As both were now unwelcome, they lived in the executioner’s home at the border of the city by the town wall. The two lived alone, without children, cast out from society. Karl worked as a healer and received old (invalid) coins for his work which he started to collect. He became a big collector and the collection became famous across the border. One of the visitors of the collection was J.W. Goethe. Next to his work Karl Huss also wrote books and was a very good illustrator.
His wife Sophie died in 1824 and Huss was worried about what would happen to his collection.
The city of Cheb wasn’t interested in his collection and so Huss offered the collection to Prince Metternich who was also a passionate collector. The prince agreed and so the collection went to Kynzvart Castle. Huss received 300 guilders for rent, accommodation including heating and the position of curator. He died at the age of 78.
And this collection of curiosities we visited. You see quite a lot there such as the bag of Madam Pompadour, gemstones, stuffed animals, weapons, a mummy and much, much more. The Castle of Prince Metternich is impressive with its castle garden, golf court and huge park with old tree and many surprising constructions such as the forest chapel, altar and staircases which are exciting to explore. In the autumnal October, splendid colours and mushrooms at each step were just wonderful. If you are looking for an excursion destination where history and nature have a lot to offer then Castle Kynzvart is a good place to spend the weekend.
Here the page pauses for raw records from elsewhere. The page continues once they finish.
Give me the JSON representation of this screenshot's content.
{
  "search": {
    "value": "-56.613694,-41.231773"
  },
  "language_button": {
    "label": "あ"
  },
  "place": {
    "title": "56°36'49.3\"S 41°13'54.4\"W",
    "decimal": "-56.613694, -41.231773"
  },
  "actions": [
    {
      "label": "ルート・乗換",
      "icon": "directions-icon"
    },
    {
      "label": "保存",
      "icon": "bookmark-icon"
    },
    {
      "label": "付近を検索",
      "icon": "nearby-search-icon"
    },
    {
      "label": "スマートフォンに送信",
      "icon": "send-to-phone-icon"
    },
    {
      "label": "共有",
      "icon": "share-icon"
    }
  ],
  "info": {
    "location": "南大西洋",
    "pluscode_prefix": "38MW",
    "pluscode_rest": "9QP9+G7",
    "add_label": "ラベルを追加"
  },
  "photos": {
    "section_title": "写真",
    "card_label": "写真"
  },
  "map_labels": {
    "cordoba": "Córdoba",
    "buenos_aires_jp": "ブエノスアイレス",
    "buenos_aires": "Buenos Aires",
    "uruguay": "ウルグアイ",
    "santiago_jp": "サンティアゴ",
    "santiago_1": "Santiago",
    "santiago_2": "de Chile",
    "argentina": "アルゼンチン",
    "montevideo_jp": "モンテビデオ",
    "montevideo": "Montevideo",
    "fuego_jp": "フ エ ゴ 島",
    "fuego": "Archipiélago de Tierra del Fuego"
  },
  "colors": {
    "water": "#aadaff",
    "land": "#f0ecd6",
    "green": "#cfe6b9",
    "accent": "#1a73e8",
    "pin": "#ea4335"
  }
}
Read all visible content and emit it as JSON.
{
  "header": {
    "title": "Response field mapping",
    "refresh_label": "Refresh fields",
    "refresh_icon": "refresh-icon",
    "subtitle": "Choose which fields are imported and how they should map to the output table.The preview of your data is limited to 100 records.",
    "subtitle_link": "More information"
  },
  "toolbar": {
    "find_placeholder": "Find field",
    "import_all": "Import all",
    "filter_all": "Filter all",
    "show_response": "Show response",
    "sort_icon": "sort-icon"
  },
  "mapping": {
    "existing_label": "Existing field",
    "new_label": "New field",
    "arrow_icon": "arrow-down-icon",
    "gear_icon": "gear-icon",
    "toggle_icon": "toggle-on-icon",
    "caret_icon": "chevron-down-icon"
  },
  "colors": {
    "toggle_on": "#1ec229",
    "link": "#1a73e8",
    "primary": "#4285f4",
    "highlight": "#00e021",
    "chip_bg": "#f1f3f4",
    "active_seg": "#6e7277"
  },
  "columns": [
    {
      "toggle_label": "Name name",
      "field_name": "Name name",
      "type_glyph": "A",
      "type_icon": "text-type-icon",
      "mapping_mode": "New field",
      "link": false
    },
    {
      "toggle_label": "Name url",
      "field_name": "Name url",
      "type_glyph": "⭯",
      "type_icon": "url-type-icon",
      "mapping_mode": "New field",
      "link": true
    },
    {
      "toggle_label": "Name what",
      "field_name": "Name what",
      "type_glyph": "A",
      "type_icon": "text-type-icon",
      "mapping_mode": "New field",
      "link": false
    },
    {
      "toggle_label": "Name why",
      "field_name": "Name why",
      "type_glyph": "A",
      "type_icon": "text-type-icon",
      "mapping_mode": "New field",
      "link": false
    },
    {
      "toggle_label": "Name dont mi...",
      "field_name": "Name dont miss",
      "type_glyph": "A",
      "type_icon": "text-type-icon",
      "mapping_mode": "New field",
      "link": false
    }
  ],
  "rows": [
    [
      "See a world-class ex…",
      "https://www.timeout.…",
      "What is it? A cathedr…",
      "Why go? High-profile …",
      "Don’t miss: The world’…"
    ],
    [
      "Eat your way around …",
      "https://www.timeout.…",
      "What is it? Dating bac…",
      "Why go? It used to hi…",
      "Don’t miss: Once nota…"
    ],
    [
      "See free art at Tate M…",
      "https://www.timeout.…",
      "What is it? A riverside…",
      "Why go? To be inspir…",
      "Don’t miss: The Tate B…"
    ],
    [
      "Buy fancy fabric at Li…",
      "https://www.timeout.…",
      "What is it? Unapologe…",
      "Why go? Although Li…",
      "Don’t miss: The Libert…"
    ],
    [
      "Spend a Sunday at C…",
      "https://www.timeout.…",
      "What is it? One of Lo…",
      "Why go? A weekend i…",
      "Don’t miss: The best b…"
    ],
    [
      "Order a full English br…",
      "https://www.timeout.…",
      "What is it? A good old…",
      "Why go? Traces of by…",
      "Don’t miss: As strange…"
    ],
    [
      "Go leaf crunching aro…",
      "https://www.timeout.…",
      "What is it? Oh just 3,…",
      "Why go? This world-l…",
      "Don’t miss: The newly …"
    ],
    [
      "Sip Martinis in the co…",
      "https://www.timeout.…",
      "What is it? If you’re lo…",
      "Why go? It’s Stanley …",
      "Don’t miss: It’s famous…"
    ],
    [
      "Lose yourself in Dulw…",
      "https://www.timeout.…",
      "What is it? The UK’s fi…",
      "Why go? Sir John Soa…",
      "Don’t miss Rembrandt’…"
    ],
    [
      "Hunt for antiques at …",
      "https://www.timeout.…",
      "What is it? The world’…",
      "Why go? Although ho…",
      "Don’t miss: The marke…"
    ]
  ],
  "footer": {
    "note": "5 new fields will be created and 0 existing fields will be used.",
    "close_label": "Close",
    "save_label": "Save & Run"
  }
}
The history of Karl Huss and the fact that he was rejected by society unfortunately has its validity until today. Who knows what would have happened to Huss if he was born into a royal family. And who knows perhaps the time that Huss forcibly had because everyone avoided him unless they needed him led to him gaining his knowledge. By the way, in the two halls of the castle’s library there are books with the entire knowledge of the time. This led us to many discussions, such as the fact that bad human habits only change slowly, knowledge however multiplies at an incredible rate. Have fun exploring!